"It was in one of the papers—it was in an extract itself, I'm thinking."

"From a Southern paper," said Thorold.

"Well, I believe it was."

"I have seen extracts, too," said Thorold. "They say, Alexander H. Stephens is counselling the rebels to lay hold on Washington."

"Well, sit down and tell us what you do know, and how to understand things," said Miss Cardigan. "I don't talk to anybody, much, about politics."

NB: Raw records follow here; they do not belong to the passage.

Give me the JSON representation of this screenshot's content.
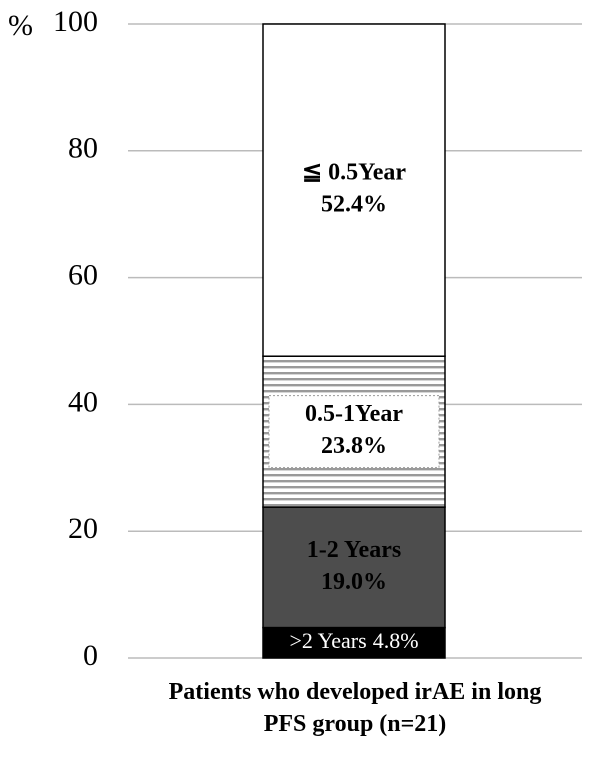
{
  "chart_data": {
    "type": "stacked-bar",
    "y_label": "%",
    "categories": [
      "Patients who developed irAE in long PFS group (n=21)"
    ],
    "series": [
      {
        "name": ">2 Years",
        "color": "#000000",
        "values": [
          4.8
        ],
        "value_labels": [
          "4.8%"
        ]
      },
      {
        "name": "1-2 Years",
        "color": "#4d4d4d",
        "values": [
          19.0
        ],
        "value_labels": [
          "19.0%"
        ]
      },
      {
        "name": "0.5-1Year",
        "color": "#9a9a9a",
        "pattern": "horizontal-stripes",
        "values": [
          23.8
        ],
        "value_labels": [
          "23.8%"
        ]
      },
      {
        "name": "≦ 0.5Year",
        "color": "#ffffff",
        "values": [
          52.4
        ],
        "value_labels": [
          "52.4%"
        ]
      }
    ],
    "ylim": [
      0,
      100
    ],
    "yticks": [
      0,
      20,
      40,
      60,
      80,
      100
    ],
    "grid": true
  }
}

So Thorold did as he was asked. He sat down on the other side of me, and with my hand in his, talked to us both. We went over the whole ground of the few months past, of the work then doing and preparing, of what might reasonably be looked

for in both the South and the North. He said he was not very wise in the matter; but he was infinitely more informed than we; and we listened as to the most absorbing of all tales, till the night was far worn. A sense of the gravity and importance of the crisis; a consciousness that we were embarked in a contest of the most stubborn character, the end of which no man might foretell, pressed itself more and more on my mind as the night and the talk grew deeper. If I may judge from the changes in Miss Cardigan's face, it was the same with her. The conclusion was, the North was gathering and concentrating all her forces to meet the trial that was coming; and the young officers of the graduating class at the Military Academy had been ordered to the seat of war a little before their time of study was out, their help being urgently needed.

"And where is Preston?" said I, speaking for the first time in a long while.

"Preston?" echoed Thorold.

"My Cousin Preston—Gary; your classmate Gary."